Warum Geduld am Freitag mein größter Vorteil war
Bild(er) des Tages
Das Bild ist vom Donnerstag, beschreibt den Tag heute jedoch recht gut.
Fokus war bereits mein „Wort 2024“ und wird wohl auch das in 2025 werden.
Warten als Königsdisziplin – ein Rückblick auf den Handelstag
Ich schreibe diese Zeilen erst am Sonntag – und der Freitag fühlt sich bereits merkwürdig weit entfernt an. Was jedoch bleibt, ist ein in Punkten erfolgreicher Handelstag und erneut die Erkenntnis, dass Traden zu neunzig Prozent aus Warten besteht.
Ein profitables Setup kann jeder für sich finden (z.B. den Aussenstab oder Elliot). Die Wartezeit ist die eigentliche Prüfung. Die Kunst liegt darin, sie sinnvoll zu nutzen, ohne dabei den Chart aus den Augen zu verlieren. Gerade wenn man – so wie ich – im kurzfristigen Bereich auf dem 5-Minuten-Chart arbeitet, ist diese Balance entscheidend. Man muss präsent bleiben, aber nicht verkrampft; aufmerksam, aber nicht getrieben.
Für den Moment besteht meine „Beschäftigung“ während der Wartezeit in ausmisten und aufräumen. Alte Unterlagen aussortieren, unnütze Dinge entsorgen – Platz schaffen.

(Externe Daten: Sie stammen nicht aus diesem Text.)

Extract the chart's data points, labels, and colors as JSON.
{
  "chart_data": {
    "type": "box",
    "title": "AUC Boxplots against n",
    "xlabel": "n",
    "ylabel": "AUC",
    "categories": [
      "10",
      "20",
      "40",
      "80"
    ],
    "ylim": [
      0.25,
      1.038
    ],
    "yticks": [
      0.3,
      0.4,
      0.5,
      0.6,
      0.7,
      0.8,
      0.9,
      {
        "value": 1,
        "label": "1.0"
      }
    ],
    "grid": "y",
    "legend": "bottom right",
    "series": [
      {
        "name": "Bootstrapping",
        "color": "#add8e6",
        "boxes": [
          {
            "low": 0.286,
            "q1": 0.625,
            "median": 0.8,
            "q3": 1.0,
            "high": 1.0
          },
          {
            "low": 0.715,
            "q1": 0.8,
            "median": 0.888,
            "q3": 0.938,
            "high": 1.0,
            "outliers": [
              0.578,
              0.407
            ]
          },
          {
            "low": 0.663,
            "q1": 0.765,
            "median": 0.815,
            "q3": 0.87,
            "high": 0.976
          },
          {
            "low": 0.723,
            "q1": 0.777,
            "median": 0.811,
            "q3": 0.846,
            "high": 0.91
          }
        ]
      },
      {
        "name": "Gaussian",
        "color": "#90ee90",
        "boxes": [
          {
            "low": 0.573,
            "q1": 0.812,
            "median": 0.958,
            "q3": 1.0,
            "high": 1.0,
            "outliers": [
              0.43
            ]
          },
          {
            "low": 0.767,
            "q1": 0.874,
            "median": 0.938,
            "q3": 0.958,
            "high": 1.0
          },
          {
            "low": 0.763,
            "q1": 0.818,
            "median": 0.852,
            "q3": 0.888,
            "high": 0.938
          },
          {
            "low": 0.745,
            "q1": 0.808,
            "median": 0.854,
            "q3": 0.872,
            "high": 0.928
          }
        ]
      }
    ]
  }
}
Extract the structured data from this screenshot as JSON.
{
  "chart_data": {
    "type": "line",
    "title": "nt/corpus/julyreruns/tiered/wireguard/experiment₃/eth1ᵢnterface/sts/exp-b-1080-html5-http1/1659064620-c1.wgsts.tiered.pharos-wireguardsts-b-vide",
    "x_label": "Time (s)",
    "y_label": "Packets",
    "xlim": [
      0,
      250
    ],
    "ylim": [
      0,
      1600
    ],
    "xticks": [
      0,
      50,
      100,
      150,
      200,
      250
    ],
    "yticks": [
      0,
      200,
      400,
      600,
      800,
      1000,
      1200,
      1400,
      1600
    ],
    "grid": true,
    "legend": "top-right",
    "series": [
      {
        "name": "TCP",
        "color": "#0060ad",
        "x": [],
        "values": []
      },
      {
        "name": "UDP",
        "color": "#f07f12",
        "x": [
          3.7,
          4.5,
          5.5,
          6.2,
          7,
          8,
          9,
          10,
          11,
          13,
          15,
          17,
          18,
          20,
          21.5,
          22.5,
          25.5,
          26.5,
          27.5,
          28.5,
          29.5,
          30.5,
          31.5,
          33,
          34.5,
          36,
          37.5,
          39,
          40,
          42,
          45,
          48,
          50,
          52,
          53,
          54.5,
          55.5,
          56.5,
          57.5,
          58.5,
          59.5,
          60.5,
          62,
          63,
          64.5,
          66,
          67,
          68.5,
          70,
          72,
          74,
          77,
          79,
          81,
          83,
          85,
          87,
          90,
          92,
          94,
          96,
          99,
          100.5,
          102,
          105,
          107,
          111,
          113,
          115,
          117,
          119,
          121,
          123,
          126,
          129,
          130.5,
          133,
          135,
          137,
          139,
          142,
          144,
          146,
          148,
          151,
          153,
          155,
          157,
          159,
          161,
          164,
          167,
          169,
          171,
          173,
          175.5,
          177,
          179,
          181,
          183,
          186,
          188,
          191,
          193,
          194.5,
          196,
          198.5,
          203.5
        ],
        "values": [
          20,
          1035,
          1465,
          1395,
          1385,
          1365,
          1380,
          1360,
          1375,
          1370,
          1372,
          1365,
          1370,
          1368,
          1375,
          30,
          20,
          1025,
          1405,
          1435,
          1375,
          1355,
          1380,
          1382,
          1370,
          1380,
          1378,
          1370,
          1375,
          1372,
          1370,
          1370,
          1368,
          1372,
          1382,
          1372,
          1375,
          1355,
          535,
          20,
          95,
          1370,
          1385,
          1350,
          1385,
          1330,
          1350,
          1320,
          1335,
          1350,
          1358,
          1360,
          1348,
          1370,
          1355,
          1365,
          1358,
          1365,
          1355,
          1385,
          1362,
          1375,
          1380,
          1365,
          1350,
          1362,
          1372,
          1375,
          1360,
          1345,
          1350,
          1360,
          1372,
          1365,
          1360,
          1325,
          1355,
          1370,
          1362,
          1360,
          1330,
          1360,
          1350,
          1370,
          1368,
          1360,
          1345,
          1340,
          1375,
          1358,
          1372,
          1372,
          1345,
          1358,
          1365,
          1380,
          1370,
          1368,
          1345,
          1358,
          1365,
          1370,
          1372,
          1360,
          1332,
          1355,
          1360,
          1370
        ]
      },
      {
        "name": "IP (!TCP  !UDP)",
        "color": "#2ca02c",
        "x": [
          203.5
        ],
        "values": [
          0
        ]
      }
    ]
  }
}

Für später habe ich schon eine Idee – eine recht unkonventionelle. Dazu aber später mehr, wenn es soweit ist.
Natürlich gäbe es auch die Möglichkeit, auf größeren Zeiteinheiten zu traden – viele erfahrene Trader tun genau das. Da muss etwas dran sein. Weniger Lärm, weniger Hektik.
Vielleicht ein Weg, den ich mir in Zukunft näher anschaue.